In his State of the Union Address President Obama proposed raising the minimum wage to $9.00 an hour, declaring that “in the wealthiest nation on earth, no one who works full-time should have to live in poverty.”

A full-time worker making the minimum wage today would earn roughly $14,500 a year—about 40% below the $23,550 poverty line for a family of four.

Given that gap, about 19 states have set a minimum wage above the federal minimum—including at least 10 that raised it the beginning of this year and more states are considering increases.

On Capitol Hill Senator Tom Harkin (D-IA) and Representative George Miller (D-CA) this week announced plans to introduce a bill to raise the national minimum wage to $10.10 in just over two years after passage and adjusting it for inflation after that. If the minimum wage of $1.60 per hour in 1968 had been adjusted for inflation it would be close to $10.30 today—or 30% higher than the current rate.

Not everyone agrees that raising the minimum wage would help minimum wage workers.

Dan Mitchell, senior fellow at the Cato Institute, a libertarian Washington, D.C. think tank, tells The Daily Ticker “If you increase the price of something by 24%...In all likelihood you’re pricing them out of a job….it will cause job losses. The federal government shouldn’t put people out of work.”

Mitchell assumes that all the increases in the minimum wage would be passed onto consumers, who in turn will reduce their purchases. “If McDonalds raises their hamburger prices 33% they will sell fewer hamburgers… If the government raises the price of low-skilled labor by 33% there will be less low-skilled labor being hired.”

But Senator Harkin, in a recent USA Today op-ed, writes that raising the minimum wage “would create at least 100,000 jobs through increased consumer spending” by “putting additional money in the hands of consumers who will spend it right away in their local communities.”

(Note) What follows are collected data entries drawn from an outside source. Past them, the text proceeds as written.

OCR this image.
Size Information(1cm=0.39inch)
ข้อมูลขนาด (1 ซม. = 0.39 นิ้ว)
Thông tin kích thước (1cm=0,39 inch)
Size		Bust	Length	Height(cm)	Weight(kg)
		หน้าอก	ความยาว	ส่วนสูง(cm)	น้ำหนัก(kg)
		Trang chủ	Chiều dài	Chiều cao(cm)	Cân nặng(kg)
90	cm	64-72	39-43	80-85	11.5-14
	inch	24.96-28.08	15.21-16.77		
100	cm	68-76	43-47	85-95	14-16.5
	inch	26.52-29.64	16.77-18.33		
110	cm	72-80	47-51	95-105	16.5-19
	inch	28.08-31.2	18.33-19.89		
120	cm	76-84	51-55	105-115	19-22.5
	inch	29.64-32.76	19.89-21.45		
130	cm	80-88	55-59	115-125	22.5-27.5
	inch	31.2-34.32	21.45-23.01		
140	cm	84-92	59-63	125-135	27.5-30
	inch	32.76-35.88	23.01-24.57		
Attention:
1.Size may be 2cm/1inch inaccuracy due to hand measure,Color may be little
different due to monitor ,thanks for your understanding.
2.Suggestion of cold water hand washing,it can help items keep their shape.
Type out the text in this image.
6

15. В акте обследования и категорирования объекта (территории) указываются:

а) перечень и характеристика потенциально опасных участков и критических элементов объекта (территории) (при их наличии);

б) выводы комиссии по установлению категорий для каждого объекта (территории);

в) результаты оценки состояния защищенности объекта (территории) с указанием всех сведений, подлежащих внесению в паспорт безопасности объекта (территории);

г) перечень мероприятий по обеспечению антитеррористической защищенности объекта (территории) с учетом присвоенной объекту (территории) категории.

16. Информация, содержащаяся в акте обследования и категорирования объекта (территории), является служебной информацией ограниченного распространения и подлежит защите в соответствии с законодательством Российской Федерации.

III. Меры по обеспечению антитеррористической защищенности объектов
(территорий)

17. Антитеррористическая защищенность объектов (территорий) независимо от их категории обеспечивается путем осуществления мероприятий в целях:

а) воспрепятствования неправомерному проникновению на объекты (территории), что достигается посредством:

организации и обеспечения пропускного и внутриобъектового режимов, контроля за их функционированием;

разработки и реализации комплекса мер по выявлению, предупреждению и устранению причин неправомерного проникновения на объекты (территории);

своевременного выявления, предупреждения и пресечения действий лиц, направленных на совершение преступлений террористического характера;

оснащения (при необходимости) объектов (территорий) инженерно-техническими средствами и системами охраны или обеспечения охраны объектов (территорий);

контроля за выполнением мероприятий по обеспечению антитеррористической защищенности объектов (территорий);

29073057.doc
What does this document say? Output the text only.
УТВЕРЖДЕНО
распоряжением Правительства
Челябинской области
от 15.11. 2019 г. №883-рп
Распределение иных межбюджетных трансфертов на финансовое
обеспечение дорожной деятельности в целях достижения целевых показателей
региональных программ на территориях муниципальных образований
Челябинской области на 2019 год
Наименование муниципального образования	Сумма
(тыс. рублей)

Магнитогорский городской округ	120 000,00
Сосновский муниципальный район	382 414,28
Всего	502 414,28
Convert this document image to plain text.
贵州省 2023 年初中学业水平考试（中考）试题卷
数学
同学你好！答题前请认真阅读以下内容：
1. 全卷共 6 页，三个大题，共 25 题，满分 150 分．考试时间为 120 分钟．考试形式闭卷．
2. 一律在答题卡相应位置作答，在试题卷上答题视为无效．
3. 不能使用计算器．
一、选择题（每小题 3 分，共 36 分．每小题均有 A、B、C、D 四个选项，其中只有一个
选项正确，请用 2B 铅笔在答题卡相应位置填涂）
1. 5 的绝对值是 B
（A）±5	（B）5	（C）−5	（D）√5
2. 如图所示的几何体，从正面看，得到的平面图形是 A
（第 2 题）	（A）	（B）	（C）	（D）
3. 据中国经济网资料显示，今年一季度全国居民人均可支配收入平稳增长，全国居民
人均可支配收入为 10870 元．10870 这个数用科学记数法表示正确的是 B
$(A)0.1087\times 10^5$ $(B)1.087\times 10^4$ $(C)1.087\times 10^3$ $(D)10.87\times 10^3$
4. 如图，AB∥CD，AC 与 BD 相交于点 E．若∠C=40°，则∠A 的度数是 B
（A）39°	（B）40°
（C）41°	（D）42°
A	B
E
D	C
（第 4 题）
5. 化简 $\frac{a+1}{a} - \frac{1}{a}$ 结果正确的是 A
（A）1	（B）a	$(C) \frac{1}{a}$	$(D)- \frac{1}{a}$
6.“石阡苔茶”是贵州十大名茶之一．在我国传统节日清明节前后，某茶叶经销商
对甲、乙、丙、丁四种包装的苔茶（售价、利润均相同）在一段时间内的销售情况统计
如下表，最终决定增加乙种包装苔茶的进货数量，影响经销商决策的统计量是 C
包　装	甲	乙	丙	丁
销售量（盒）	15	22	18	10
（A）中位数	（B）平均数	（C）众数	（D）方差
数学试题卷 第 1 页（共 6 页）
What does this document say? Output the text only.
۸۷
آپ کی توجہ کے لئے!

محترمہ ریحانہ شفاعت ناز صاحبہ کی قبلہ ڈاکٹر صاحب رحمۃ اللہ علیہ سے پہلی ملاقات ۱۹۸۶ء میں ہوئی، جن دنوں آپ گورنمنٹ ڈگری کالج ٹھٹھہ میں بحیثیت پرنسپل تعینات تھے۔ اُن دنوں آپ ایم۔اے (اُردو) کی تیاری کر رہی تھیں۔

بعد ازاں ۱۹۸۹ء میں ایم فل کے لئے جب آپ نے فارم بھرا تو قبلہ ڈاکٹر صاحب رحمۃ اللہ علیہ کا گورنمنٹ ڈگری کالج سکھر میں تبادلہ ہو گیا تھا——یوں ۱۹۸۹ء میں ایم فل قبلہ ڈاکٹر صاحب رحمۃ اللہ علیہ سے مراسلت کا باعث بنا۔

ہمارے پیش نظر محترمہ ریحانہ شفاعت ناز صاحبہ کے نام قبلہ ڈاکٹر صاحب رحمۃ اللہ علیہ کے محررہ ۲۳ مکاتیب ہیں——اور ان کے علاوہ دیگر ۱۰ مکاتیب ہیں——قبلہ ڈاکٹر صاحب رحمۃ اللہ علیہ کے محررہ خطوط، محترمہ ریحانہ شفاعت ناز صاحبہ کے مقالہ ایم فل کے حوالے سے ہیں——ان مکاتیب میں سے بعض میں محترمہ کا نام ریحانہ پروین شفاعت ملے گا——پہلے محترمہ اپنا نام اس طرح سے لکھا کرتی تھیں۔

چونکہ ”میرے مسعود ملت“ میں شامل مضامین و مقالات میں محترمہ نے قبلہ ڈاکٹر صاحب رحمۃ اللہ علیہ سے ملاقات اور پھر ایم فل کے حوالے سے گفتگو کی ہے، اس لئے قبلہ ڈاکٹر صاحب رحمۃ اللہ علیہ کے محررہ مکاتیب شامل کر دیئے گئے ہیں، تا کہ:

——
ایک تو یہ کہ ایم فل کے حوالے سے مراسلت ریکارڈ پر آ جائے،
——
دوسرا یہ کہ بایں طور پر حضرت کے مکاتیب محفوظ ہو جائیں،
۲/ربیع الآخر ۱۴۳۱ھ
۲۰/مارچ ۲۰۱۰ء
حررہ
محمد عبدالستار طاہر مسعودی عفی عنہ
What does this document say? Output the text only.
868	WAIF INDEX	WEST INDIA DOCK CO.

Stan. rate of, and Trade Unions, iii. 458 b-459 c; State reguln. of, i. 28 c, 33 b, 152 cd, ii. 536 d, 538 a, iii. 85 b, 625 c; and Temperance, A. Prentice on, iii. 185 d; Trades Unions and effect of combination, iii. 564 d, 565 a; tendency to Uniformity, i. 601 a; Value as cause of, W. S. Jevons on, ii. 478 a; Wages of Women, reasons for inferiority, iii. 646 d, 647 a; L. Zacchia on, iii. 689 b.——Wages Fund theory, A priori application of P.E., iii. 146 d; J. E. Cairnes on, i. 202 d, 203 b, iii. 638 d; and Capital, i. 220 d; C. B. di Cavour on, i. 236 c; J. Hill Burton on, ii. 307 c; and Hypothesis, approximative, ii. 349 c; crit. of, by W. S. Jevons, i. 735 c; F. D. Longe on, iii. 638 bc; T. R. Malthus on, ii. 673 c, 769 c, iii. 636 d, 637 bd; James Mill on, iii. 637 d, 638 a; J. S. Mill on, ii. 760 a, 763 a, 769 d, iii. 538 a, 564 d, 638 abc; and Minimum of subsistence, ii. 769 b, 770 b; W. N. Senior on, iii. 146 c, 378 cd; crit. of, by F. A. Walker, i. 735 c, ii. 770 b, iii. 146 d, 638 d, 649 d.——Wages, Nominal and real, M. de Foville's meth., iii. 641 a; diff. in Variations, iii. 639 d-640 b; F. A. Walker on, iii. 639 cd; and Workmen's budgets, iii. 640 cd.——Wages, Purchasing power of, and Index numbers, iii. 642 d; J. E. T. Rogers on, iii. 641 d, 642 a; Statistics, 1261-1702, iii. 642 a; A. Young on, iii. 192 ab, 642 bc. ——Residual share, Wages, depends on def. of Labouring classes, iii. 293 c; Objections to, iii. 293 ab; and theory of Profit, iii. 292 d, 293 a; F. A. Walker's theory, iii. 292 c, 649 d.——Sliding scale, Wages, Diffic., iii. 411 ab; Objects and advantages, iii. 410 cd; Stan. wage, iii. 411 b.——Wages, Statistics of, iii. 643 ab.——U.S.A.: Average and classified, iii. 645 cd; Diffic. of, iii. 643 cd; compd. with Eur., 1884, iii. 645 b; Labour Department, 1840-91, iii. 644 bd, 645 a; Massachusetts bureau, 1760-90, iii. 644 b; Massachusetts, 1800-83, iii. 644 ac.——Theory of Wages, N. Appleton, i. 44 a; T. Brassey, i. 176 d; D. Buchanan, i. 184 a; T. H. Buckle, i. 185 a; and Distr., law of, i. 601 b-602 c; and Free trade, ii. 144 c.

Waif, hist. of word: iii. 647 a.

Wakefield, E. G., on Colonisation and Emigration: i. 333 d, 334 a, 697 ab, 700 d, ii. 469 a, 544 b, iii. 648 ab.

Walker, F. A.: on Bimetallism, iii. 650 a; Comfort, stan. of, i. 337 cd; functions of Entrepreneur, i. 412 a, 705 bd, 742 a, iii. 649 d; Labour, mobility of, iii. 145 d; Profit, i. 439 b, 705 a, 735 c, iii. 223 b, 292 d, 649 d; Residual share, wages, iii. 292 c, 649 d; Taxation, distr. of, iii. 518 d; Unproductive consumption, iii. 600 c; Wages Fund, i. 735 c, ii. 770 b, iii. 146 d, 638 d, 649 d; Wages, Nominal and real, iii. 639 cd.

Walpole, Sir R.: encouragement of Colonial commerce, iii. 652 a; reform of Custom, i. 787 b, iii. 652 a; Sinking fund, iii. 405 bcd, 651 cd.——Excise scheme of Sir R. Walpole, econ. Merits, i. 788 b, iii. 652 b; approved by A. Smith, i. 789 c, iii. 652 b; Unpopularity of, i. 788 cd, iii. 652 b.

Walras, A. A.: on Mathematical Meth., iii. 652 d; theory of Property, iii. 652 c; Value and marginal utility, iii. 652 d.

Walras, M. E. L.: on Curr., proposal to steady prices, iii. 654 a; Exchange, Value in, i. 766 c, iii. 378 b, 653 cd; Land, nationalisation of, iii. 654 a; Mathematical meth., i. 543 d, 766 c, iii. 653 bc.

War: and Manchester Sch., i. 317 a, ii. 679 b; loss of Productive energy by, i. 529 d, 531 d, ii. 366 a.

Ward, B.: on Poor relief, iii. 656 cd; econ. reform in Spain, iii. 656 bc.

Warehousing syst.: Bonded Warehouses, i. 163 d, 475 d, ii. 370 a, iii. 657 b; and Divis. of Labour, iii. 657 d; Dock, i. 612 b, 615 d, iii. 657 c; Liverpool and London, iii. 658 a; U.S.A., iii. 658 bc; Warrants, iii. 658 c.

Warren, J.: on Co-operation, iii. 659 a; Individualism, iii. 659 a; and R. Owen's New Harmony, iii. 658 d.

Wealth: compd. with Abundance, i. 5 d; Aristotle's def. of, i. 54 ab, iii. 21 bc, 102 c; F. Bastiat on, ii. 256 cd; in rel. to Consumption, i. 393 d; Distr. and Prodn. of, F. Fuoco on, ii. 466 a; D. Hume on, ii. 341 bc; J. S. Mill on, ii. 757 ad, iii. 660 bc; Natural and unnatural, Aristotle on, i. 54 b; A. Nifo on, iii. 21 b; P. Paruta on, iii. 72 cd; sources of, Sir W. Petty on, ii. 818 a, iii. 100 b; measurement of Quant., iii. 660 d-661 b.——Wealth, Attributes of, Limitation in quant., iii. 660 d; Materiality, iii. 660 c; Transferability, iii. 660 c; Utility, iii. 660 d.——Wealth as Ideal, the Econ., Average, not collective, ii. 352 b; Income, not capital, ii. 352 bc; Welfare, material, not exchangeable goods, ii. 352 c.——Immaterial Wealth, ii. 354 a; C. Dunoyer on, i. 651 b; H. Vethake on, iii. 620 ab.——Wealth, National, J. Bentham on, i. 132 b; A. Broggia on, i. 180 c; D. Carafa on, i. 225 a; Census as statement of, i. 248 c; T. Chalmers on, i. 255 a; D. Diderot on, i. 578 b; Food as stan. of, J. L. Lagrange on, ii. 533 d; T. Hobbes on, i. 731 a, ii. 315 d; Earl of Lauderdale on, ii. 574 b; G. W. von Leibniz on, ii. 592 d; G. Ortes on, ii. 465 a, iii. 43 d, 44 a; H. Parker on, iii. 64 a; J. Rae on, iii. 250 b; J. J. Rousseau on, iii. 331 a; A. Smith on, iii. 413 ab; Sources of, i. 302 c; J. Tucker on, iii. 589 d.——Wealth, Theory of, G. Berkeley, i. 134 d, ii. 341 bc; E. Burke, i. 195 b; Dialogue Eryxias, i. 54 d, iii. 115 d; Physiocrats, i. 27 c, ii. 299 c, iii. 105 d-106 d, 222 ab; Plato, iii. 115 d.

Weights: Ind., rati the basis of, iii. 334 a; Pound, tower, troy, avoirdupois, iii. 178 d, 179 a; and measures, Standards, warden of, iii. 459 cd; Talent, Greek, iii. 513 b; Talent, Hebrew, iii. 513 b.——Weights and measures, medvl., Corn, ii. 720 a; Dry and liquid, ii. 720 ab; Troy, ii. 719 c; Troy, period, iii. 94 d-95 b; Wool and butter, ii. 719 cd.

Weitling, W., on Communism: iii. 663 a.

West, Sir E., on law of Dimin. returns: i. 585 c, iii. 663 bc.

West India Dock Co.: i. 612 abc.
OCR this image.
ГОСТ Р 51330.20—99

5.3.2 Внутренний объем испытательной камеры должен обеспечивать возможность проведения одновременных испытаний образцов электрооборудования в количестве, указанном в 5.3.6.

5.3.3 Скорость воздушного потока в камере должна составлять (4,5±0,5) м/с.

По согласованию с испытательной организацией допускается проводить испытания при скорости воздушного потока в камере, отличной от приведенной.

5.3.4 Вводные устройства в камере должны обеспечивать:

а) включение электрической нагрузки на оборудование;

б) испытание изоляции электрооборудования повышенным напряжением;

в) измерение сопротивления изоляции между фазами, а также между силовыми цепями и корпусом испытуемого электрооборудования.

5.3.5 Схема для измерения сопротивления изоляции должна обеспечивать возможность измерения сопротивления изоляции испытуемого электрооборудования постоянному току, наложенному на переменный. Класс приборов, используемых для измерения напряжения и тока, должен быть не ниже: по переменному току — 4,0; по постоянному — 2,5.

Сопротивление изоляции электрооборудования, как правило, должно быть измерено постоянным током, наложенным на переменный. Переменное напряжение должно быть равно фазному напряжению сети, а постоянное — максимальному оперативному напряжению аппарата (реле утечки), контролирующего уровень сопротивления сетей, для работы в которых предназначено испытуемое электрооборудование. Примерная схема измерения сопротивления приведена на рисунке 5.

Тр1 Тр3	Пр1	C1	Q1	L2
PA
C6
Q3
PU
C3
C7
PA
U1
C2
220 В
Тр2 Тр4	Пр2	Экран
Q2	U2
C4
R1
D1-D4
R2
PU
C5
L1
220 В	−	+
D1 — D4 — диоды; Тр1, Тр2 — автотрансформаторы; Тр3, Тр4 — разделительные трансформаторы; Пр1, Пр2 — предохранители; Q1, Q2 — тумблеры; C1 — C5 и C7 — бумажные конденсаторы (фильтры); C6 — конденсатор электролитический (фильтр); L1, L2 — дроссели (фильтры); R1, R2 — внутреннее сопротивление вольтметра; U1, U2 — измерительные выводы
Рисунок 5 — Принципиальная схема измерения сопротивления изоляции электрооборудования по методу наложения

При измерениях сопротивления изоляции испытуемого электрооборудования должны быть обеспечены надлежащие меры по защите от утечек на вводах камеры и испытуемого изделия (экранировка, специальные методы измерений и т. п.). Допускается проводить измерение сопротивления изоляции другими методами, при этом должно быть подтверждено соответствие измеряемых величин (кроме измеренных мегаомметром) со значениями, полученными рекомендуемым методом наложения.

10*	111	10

Economists generally agree that the economy gets more bang for the buck putting money into the hands of lower income workers rather than higher-income earners. Mark Zandi of Moody’s Analytics, who has advised Senator John McCain during his presidential bid in 2008 as well as President Obama, says the so-called multiplier effect of emergency of unemployment benefits, for example, is 1.52—meaning $1.52 spent by consumers for every dollar’s worth of government stimulus and 1.27 for the employee payroll tax cut vs. a 0.25 multiplier for an income tax cut for wealthy Americans. As part of the deal to avoid going off the fiscal cliff the employee payroll tax cut was eliminated but unemployment benefits were extended.